Environmental advantage: In ET, passive immunity is passed on by the native dam, giving the offspring a better chance of survival despite the embryo being 100 per cent genetically different from the surrogate mother.
Financial benefits: Once the desired genetic impact is realised, the production of milk and beef will improve culminating to increased incomes. In well-established enterprises, one can also undertake selling of the embryos as additional income.
Embryos can also be stored indefinitely through freezing, thus making the highly superior genetic material available for future use. This technology is also considered cheaper than exporting/importing live animals.
Demerits of ETT
Technical specificity: The technology requires trained technical personnel and a high level of management. It needs technical knowledge especially in relation to flushing the embryos and observation of oestrus in the recipient. The detection of oestrus and synchronisation of recipient with donor is also a difficult step and must be undertaken with
due diligence.
High cost: The high cost can be attributed to the necessary equipment that must be put in place and the maintenance of recipient animals, among other reasons. However, governments can establish these stations where the service can be accessed when necessary.

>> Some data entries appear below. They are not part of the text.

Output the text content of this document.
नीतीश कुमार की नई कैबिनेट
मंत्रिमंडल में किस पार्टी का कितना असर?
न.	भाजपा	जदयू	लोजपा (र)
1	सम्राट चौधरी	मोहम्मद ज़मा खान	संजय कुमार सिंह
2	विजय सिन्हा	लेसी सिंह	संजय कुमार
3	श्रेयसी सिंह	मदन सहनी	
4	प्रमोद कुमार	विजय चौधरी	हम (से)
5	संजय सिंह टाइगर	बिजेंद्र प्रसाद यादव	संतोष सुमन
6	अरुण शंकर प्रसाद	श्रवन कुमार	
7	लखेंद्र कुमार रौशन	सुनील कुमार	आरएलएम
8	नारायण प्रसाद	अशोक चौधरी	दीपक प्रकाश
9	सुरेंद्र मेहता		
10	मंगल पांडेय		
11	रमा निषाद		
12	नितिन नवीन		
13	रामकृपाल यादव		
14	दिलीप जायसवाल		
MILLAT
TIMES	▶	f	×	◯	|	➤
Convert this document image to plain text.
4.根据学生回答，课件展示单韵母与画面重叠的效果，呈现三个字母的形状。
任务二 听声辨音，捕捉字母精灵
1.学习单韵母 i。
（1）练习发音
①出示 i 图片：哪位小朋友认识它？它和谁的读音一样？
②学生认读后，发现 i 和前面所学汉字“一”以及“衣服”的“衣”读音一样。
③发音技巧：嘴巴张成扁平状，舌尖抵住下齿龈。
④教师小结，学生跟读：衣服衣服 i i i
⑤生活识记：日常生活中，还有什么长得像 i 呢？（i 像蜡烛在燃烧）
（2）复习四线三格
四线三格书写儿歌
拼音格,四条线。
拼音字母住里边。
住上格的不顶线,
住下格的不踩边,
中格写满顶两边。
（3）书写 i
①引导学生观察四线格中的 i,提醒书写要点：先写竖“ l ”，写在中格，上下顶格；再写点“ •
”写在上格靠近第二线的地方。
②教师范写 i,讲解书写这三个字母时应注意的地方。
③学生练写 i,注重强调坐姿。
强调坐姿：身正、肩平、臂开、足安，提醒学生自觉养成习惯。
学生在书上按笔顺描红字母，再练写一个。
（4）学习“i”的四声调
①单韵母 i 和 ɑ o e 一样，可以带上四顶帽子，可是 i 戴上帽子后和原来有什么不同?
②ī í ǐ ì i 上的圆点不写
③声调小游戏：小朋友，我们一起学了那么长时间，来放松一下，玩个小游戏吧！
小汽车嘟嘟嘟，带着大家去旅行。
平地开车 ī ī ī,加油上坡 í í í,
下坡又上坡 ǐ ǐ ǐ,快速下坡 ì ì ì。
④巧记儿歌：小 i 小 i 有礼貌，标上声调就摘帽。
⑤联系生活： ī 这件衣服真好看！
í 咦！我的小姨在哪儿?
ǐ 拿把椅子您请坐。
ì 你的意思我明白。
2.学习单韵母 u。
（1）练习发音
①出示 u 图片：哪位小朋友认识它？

Reduced genetic variability: The relatively small gene pool sourced from the donor cows may have a negative impact in future especially about the rare breeds.
Low success rate: The success rate of embryo transfer is reportedly lower than use of artificial insemination. This may be attributed to the numerous processes that have to be undertaken before the embryo is successfully implanted. This being a labor intensive and time-consuming technology, it may be prudent that farmers weigh their options and understand their abilities and goals before embracing embryo transfer technology.
Conclusion
Embryo production varies greatly from donor to donor and flush to flush. Average production is approximately six freezable (excellent and good) and eight transferable (excellent, good, fair and poor) embryos per superovulation. Pregnancy rates vary from flush to flush with fresh averages 60 to 70 percent and frozen 50 to 60 percent. Many factors affect pregnancy rates such as embryo quality, recipients, technical ability, and donor. Some donors consistently produce embryos with higher pregnancy rates than others with embryos of similar grade. This last factor seems to be uncontrollable and unpredictable.